This is the last week for our poll on how much structural information you need to begin optimizing a fragment – please vote on the right-hand side of the page if you haven’t already done so. We’ve recently discussed crystallography and NMR, so this post is focused on computation.
Predicting hot spots – regions on proteins where fragments are likely to bind – is becoming something of a cottage industry (see for example here and here). These can provide some indication as to whether or not a protein is ligandable, and ideally even provide starting points for a lead discovery program. But how should one searching for promising hot spots and binders choose a method, or evaluate a new one? In a recent paper in J. Med. Chem., Marcel Verdonk and colleagues at Astex provide a method as well as a validation set, both of which are freely available.
The validation set consists of 52 high-quality crystal structures pulled from the Protein Data Bank (PDB). These were chosen to be maximally diverse in terms of fragments (41 of them) and proteins (45). The fragments were not taken in isolation; rather, fragments of larger molecules were considered if they bound in the same region of the protein when presented from at least three different ligands. For example, the researchers note that there are no structures in the PDB of resorcinol bound to HSP90A, even though this is a privileged fragment that usually binds in a conserved fashion at the ATP-binding site in the context of a larger molecule.
Fragments chosen for the validation set have at most one rotatable bond and are quite small, just 5 to 12 non-hydrogen atoms. However, as they are culled from larger molecules, some (such as adamantane) are more lipophilic than standard “rule of three” guidelines.
The 52 examples in the test set were divided into 40 hot spots and 12 “warm” spots, depending on the occupancy of the binding site in the protein across the PDB. For example, the canonical purine binding site of kinases is a hot spot, while the nearby chlorophenyl-binding site of the PKA-Akt chimeric kinase is classified as warm.
With this validation set in hand, the researchers tested an in-house developed fragment mapping method called PLImap (which relies on the previously published Protein-Ligand Informatics force field, PLIff) to see how well they could reproduce the bound conformations of the fragments. The results were quite favorable in comparison with other docking methods tested. That’s exciting, and since PLImap is free to download and use (here), it should be a useful tool for modelers everywhere.
But of course PLImap also made mistakes, and some of these were “wrong in an interesting way.” Water often plays a critical role in protein-ligand interactions, but water was not included in the docking. Several cases where PLImap did not choose the experimentally observed conformation of the fragment involved water molecules. For example, PLImap placed the bromodomain-privileged 3,5-dimethoxylisoxazole fragment in the right location but in a flipped orientation, because the highly conserved water was not present.

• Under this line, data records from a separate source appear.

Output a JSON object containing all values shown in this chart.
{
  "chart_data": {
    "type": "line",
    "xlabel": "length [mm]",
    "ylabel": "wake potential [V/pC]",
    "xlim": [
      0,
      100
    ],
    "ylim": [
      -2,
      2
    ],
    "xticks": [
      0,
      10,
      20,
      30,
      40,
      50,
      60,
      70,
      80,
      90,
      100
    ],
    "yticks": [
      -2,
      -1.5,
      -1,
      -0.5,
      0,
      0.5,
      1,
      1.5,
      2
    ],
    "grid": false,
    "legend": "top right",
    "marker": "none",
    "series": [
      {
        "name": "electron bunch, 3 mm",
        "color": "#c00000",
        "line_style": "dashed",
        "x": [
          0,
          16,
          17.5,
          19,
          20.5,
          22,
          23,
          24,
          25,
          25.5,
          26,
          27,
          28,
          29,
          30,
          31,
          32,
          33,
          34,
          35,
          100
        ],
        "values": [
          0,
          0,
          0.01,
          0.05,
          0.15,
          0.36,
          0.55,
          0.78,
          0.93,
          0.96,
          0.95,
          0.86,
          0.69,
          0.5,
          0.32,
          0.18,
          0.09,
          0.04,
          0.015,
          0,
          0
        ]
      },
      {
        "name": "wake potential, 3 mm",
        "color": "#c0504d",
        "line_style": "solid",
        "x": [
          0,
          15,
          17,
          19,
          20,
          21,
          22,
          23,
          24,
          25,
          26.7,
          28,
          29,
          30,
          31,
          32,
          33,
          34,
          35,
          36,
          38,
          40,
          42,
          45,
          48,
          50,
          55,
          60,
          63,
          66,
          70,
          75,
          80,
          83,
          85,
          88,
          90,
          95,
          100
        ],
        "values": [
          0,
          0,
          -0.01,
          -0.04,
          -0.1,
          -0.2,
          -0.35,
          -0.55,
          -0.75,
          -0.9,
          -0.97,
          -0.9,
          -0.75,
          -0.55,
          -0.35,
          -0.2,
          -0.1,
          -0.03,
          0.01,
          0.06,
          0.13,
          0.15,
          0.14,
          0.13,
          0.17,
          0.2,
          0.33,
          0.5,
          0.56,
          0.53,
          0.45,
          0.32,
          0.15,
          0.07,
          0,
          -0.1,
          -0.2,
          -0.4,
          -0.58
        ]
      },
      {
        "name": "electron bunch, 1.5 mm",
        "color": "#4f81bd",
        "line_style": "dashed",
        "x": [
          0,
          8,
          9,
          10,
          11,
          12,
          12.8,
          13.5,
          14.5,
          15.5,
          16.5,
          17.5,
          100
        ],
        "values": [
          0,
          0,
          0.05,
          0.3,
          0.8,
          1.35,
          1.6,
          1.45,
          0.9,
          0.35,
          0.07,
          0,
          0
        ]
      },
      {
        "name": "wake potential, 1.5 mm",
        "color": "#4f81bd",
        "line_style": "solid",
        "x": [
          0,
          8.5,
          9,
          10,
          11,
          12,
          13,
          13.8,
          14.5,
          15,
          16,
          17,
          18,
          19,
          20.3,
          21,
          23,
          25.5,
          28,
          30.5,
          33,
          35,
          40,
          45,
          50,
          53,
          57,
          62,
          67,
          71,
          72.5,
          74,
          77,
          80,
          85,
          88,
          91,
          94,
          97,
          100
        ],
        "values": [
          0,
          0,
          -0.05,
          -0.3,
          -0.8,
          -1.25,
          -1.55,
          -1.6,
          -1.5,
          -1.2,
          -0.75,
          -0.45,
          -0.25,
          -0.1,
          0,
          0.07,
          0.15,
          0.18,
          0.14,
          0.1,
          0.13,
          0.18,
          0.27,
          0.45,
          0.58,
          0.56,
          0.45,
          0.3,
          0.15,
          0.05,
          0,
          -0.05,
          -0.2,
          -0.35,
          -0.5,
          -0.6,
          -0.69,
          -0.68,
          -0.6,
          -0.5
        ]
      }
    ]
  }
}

Perhaps more interestingly, in some cases warm spots were ignored in favor of hot spots. For example, in the case of the PKA-Akt chimeric kinase mentioned above, the chlorophenyl fragment bound not at the chlorophenyl-binding subsite, where it sits in the context of larger ligands, but rather in the “hotter” purine binding subsite. This phenomenon was observed experimentally several years ago by Isabelle Krimm and colleagues; large BCL-xL ligands that were deconstructed into component fragments bound mostly at a single site, rather than the two sites occupied by the larger molecules. It would be fascinating to test this same set of molecules using PLImap.
All of which is to say that, while computational methods continue to make impressive strides, we are still (happily!) some way from getting rid of the experimentalists.